1. Why are you still here?
This goes to the heart of the matter, the political corner into which Truss has painted herself. She stood for leader on an unapologetic platform of slashing taxes and regulations, and enacted this as part of what was billed as an ideological double act with Kwasi Kwarteng. But when it all went wrong, it was the chancellor who was sacked.
Tory MPs and many voters are now wondering what is, precisely, the purpose of Prime Minister Liz Truss. She has abandoned more or less all her stated policy programme and seemingly handed the controls of government to Jeremy Hunt, the new chancellor. On the few times she has emerged from under her metaphorical desk, Truss has communicated the reasons for these changes very poorly. It cannot go on.
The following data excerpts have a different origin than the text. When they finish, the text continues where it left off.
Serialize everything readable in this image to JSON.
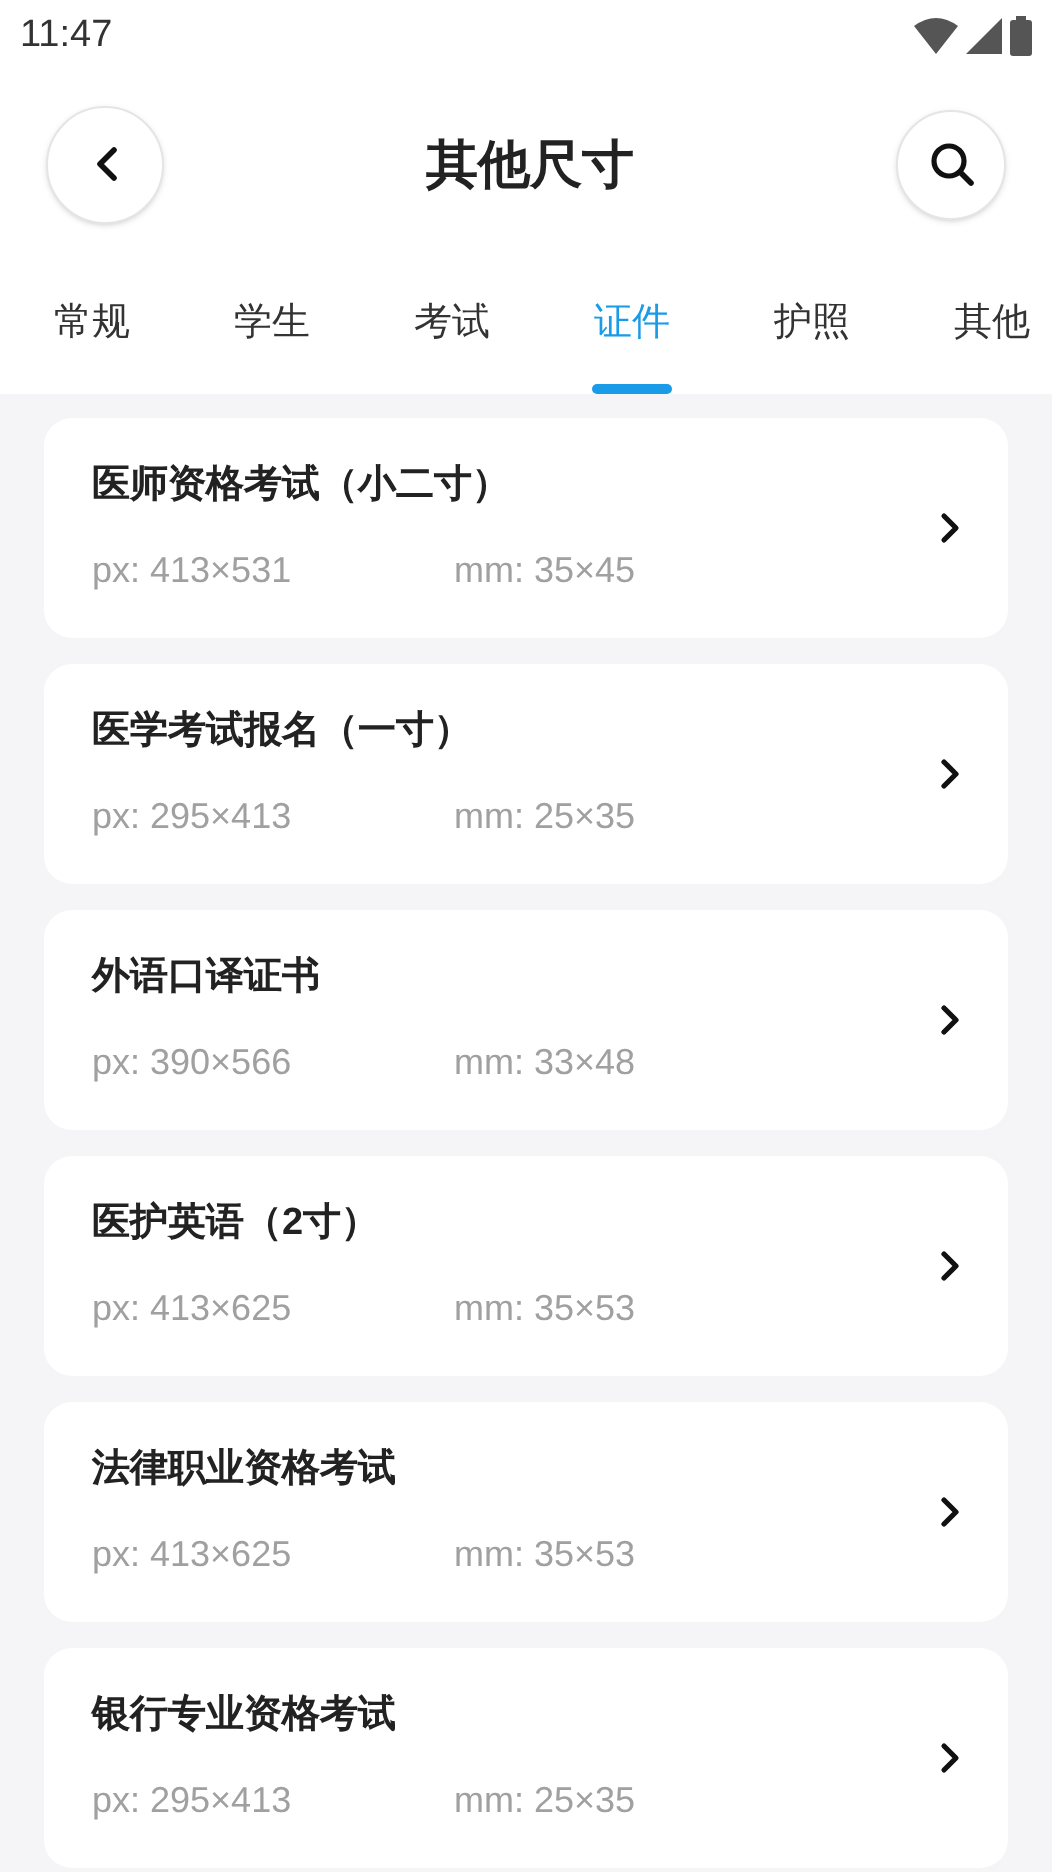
{
  "status_bar": {
    "time": "11:47"
  },
  "header": {
    "title": "其他尺寸"
  },
  "tabs": [
    {
      "label": "常规",
      "selected": false
    },
    {
      "label": "学生",
      "selected": false
    },
    {
      "label": "考试",
      "selected": false
    },
    {
      "label": "证件",
      "selected": true
    },
    {
      "label": "护照",
      "selected": false
    },
    {
      "label": "其他",
      "selected": false
    }
  ],
  "items": [
    {
      "title": "医师资格考试（小二寸）",
      "px": "px: 413×531",
      "mm": "mm: 35×45"
    },
    {
      "title": "医学考试报名（一寸）",
      "px": "px: 295×413",
      "mm": "mm: 25×35"
    },
    {
      "title": "外语口译证书",
      "px": "px: 390×566",
      "mm": "mm: 33×48"
    },
    {
      "title": "医护英语（2寸）",
      "px": "px: 413×625",
      "mm": "mm: 35×53"
    },
    {
      "title": "法律职业资格考试",
      "px": "px: 413×625",
      "mm": "mm: 35×53"
    },
    {
      "title": "银行专业资格考试",
      "px": "px: 295×413",
      "mm": "mm: 25×35"
    }
  ]
}
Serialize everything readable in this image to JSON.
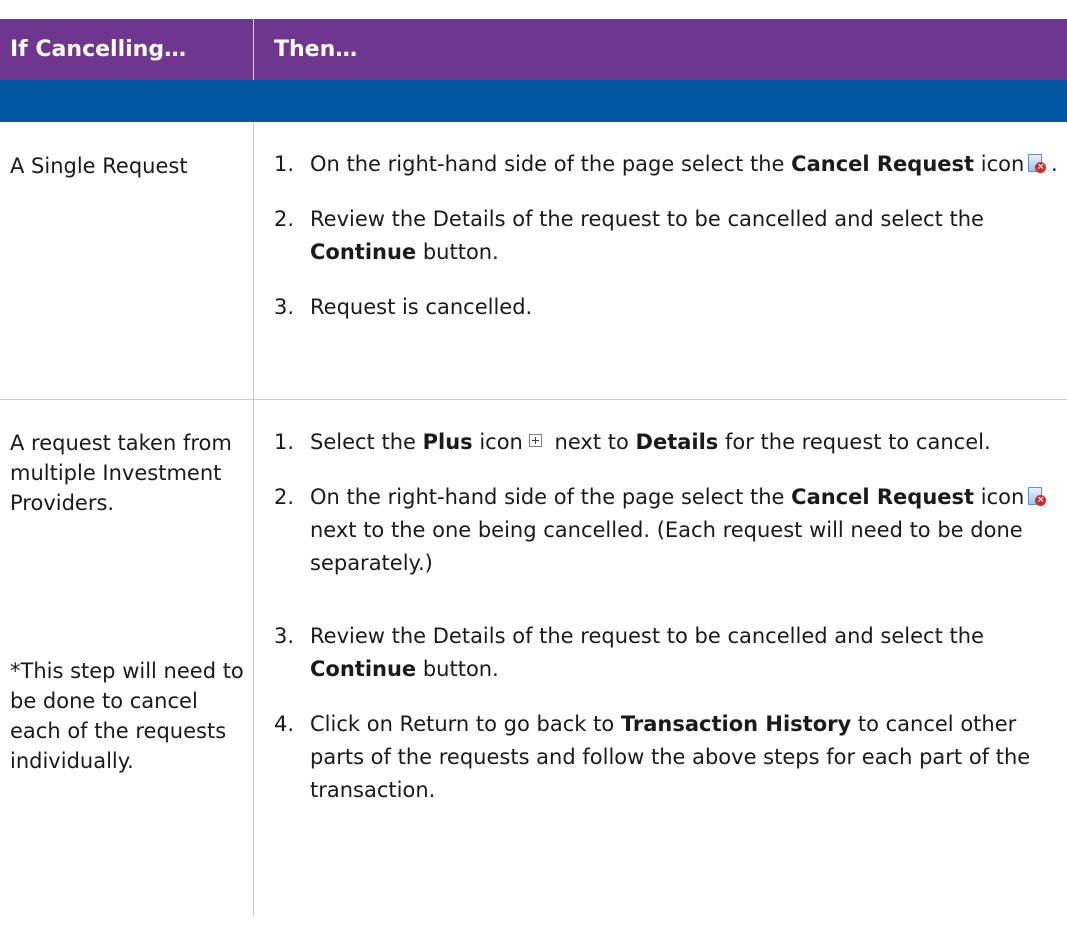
{
  "header": {
    "col1": "If Cancelling…",
    "col2": "Then…"
  },
  "rows": [
    {
      "case": "A Single Request",
      "steps": [
        {
          "num": "1.",
          "pre": "On the right-hand side of the page select the ",
          "bold": "Cancel Request",
          "post1": " icon",
          "post2": " ."
        },
        {
          "num": "2.",
          "pre": "Review the Details of the request to be cancelled and select the ",
          "bold": "Continue",
          "post": " button."
        },
        {
          "num": "3.",
          "text": "Request is cancelled."
        }
      ]
    },
    {
      "case": "A request taken from multiple Investment Providers.",
      "note": "*This step will need to be done to cancel each of the requests individually.",
      "steps": [
        {
          "num": "1.",
          "pre": "Select the ",
          "bold1": "Plus",
          "mid1": " icon",
          "mid2": " next to ",
          "bold2": "Details",
          "post": " for the request to cancel."
        },
        {
          "num": "2.",
          "pre": "On the right-hand side of the page select the ",
          "bold": "Cancel Request",
          "mid": " icon",
          "post": " next to the one being cancelled. (Each request will need to be done separately.)"
        },
        {
          "num": "3.",
          "pre": "Review the Details of the request to be cancelled and select the ",
          "bold": "Continue",
          "post": " button."
        },
        {
          "num": "4.",
          "pre": "Click on Return to go back to ",
          "bold": "Transaction History",
          "post": " to cancel other parts of the requests and follow the above steps for each part of the transaction."
        }
      ]
    }
  ],
  "icons": {
    "cancel_request": "cancel-request-icon",
    "plus": "plus-icon"
  },
  "colors": {
    "header_bg": "#6f368f",
    "band_bg": "#0057a6",
    "cancel_red": "#d8282a"
  }
}
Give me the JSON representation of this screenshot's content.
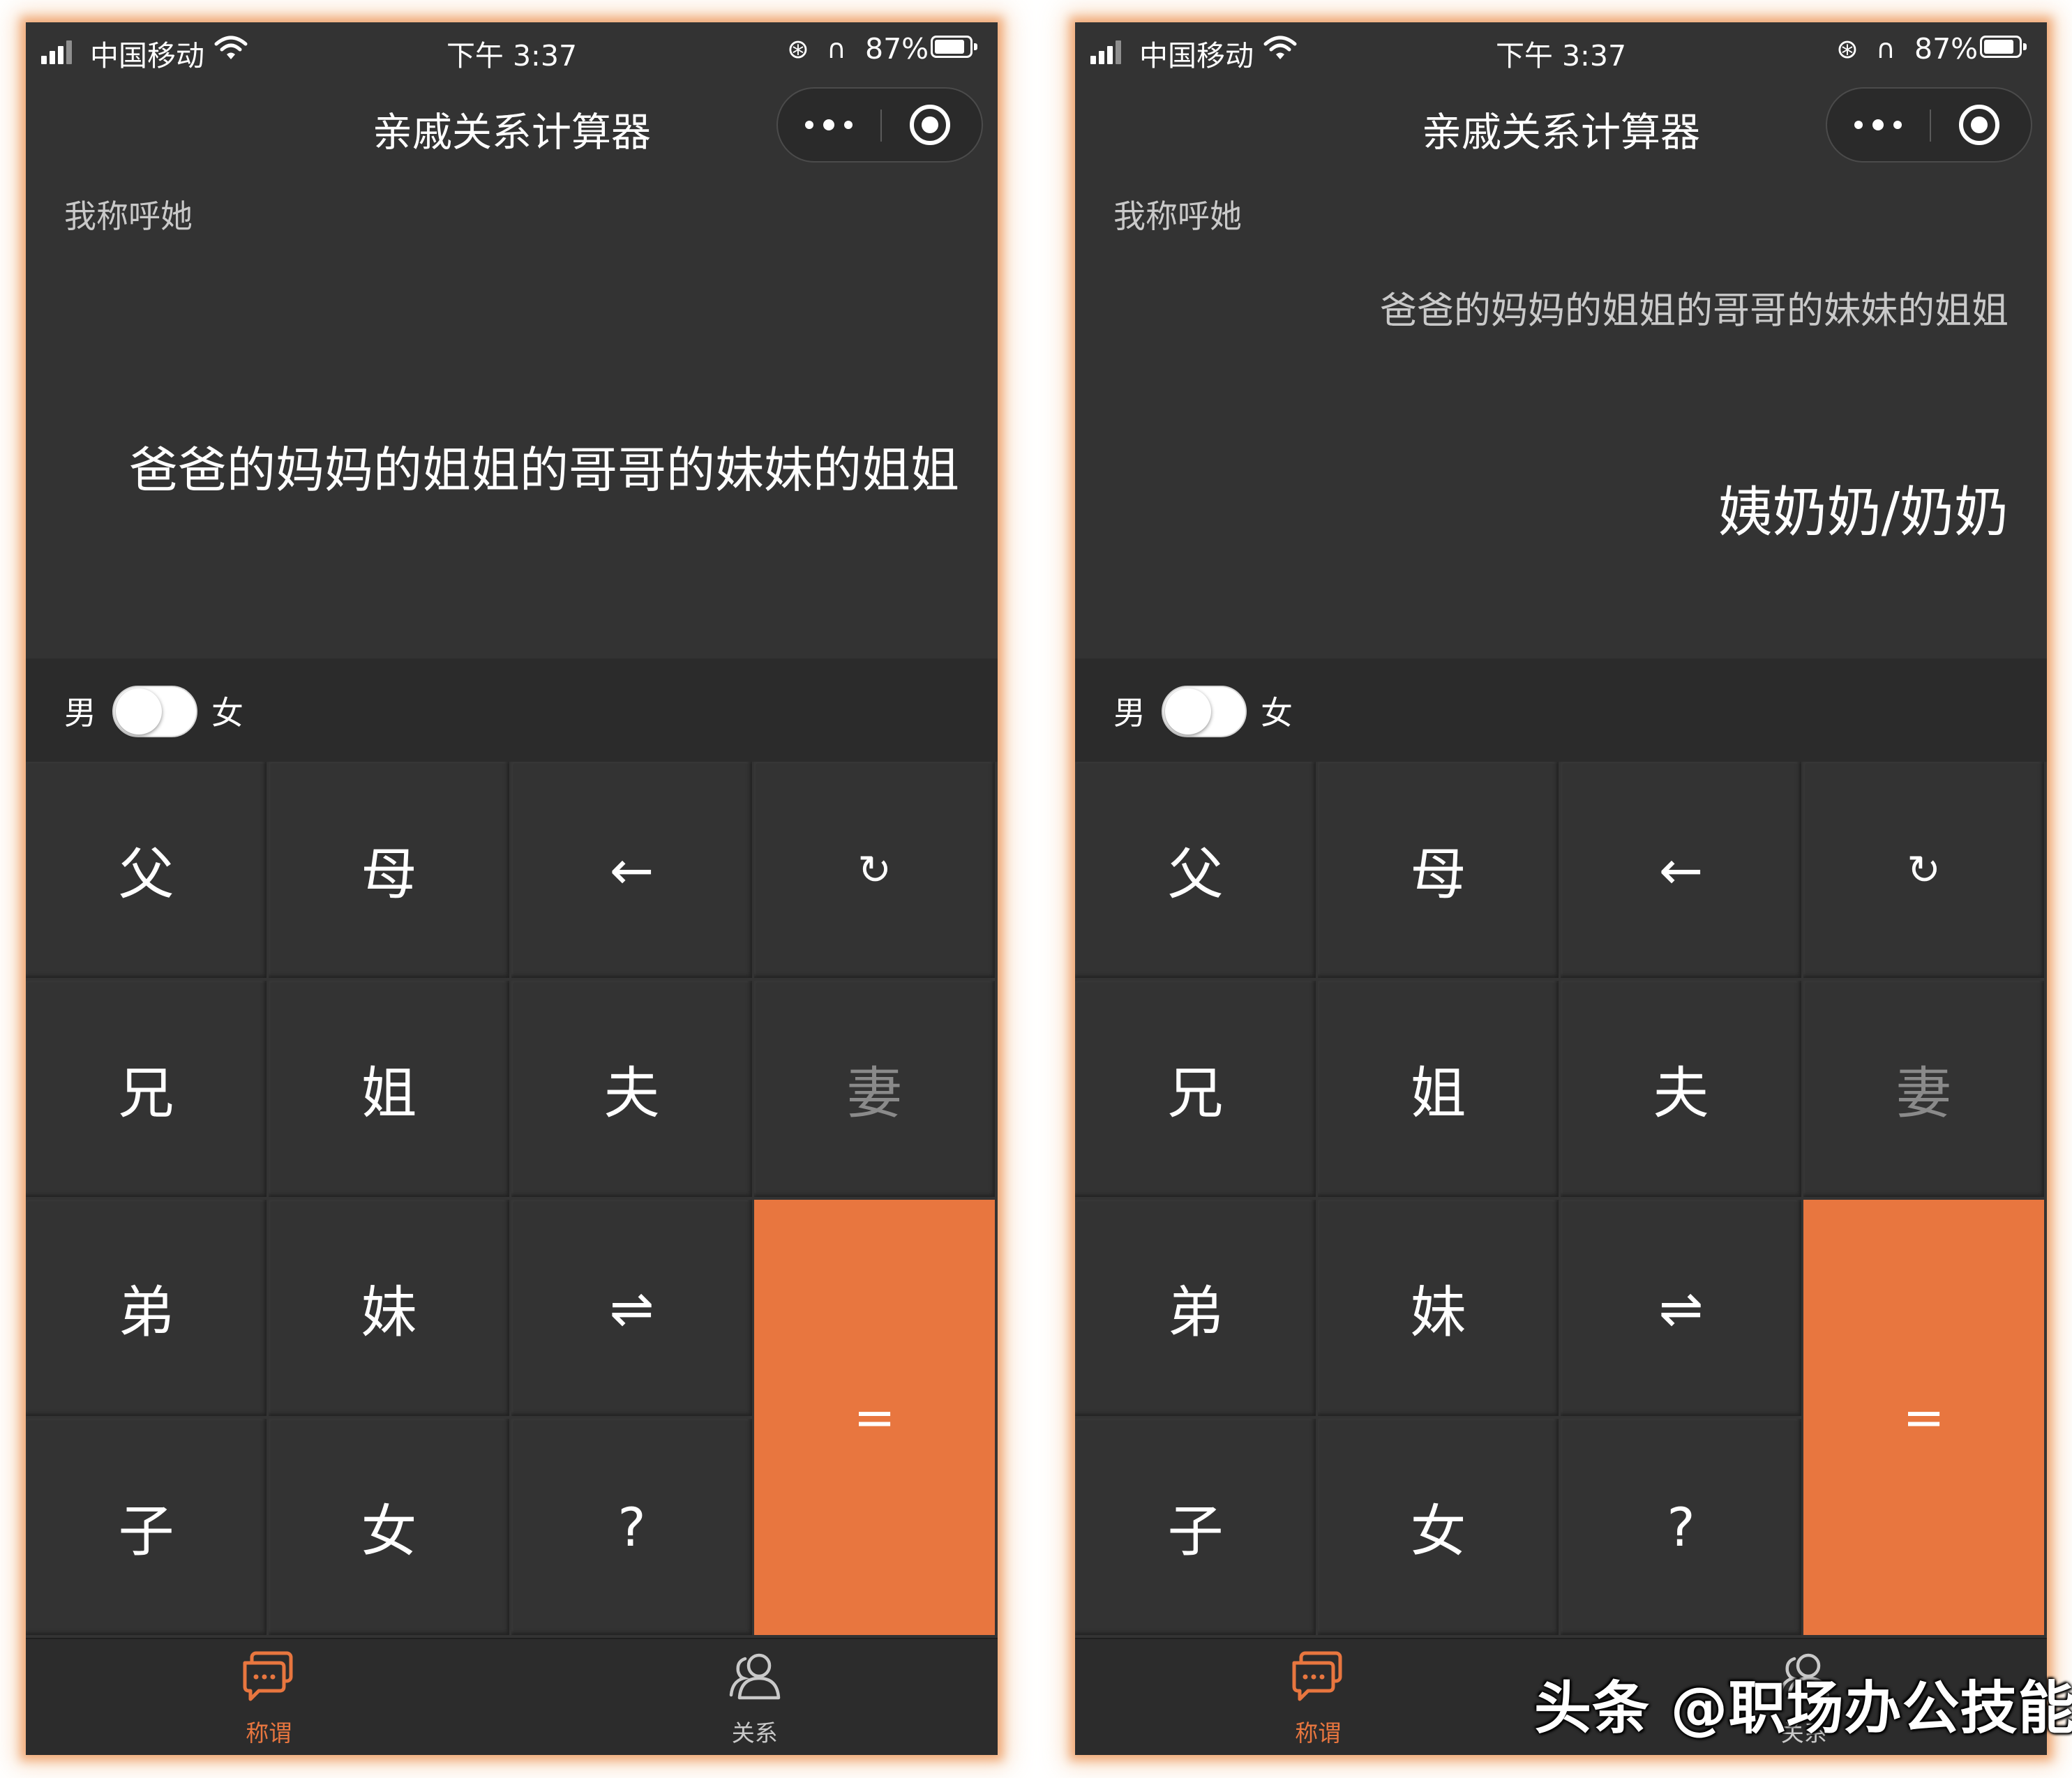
{
  "status_bar": {
    "carrier": "中国移动",
    "time": "下午 3:37",
    "battery": "87%"
  },
  "app": {
    "title": "亲戚关系计算器"
  },
  "display": {
    "call_label": "我称呼她",
    "expression": "爸爸的妈妈的姐姐的哥哥的妹妹的姐姐",
    "result": "姨奶奶/奶奶"
  },
  "gender": {
    "male": "男",
    "female": "女",
    "selected": "男"
  },
  "keys": {
    "father": "父",
    "mother": "母",
    "backspace": "←",
    "reset": "↻",
    "elder_brother": "兄",
    "elder_sister": "姐",
    "husband": "夫",
    "wife": "妻",
    "younger_brother": "弟",
    "younger_sister": "妹",
    "swap": "⇌",
    "equals": "=",
    "son": "子",
    "daughter": "女",
    "question": "?"
  },
  "tabs": {
    "appellation": "称谓",
    "relation": "关系"
  },
  "watermark": "头条 @职场办公技能",
  "colors": {
    "accent": "#e8763f",
    "background": "#333333",
    "glow": "#f0a070"
  }
}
2. Why should we trust anything you say?
A follow-on, to an extent from question one. On his media round on Wednesday morning, the foreign secretary, James Cleverly, was put into repeated difficulty by simply having his own words and promises from not so many days ago repeated back at him. Truss faces this same bind, only worse.
This time last week the prime minister was telling MPs that her government would still lower taxes and oversee a real-terms increase in spending. Neither of those are on the table now. Yes, leaders need to adapt to changed circumstances. But this is a U-turn on a scale never before seen in UK politics. Can Tory MPs, let alone voters, believe what is said this time?
3. How can pensioners and those on benefits get through the winter?
Inflation has nudged back above 10%, with food and drink up 15%. Wage inflation is notably lower, with union leaders warning about a wave of strikes, and saying one in seven Britons are skipping meals. Truss can – and probably will – attack what she will call union militancy, but many voters understand and sympathise with the reason behind the action.
For those who are not working, things are even worse. Truss could well face questions from her own side on whether she will ditch the pension triple lock, and Starmer seems likely to quiz her on raising benefits in line with inflation. Simply saying “I can’t tell you yet,” is unlikely to be enough.
4. What about fuel bills?
One of the most-used defences by Truss allies as the tax cuts announced in September’s mini-budget evaporated on contact with market realities was the fact that the biggest fiscal element of Kwarteng’s statement had been two years of relief from rising energy bills for households.
That has now also gone, with Hunt’s seizure of the government programme meaning domestic bills for all will be capped only until April, with any measures targeted after that. How all this will be done remains unknown. Some voters face the renewed possibility of £5,000 annual fuel bills, and will want answers.
5. Why aren’t we having a general election?
Expect Starmer to ask this, and for some Tory MPs to shift uneasily in his seat when he does. Truss’s original policy programme was notably different to that on which Boris Johnson won the 2019 election, and now even that has been junked.
This gives Truss a minimal mandate, and if she is replaced, this would become even thinner. There is a very good reason why the Conservatives almost certainly will not call an election – a 30-point polling deficit tends to focus the mind – but that does not mean they should not.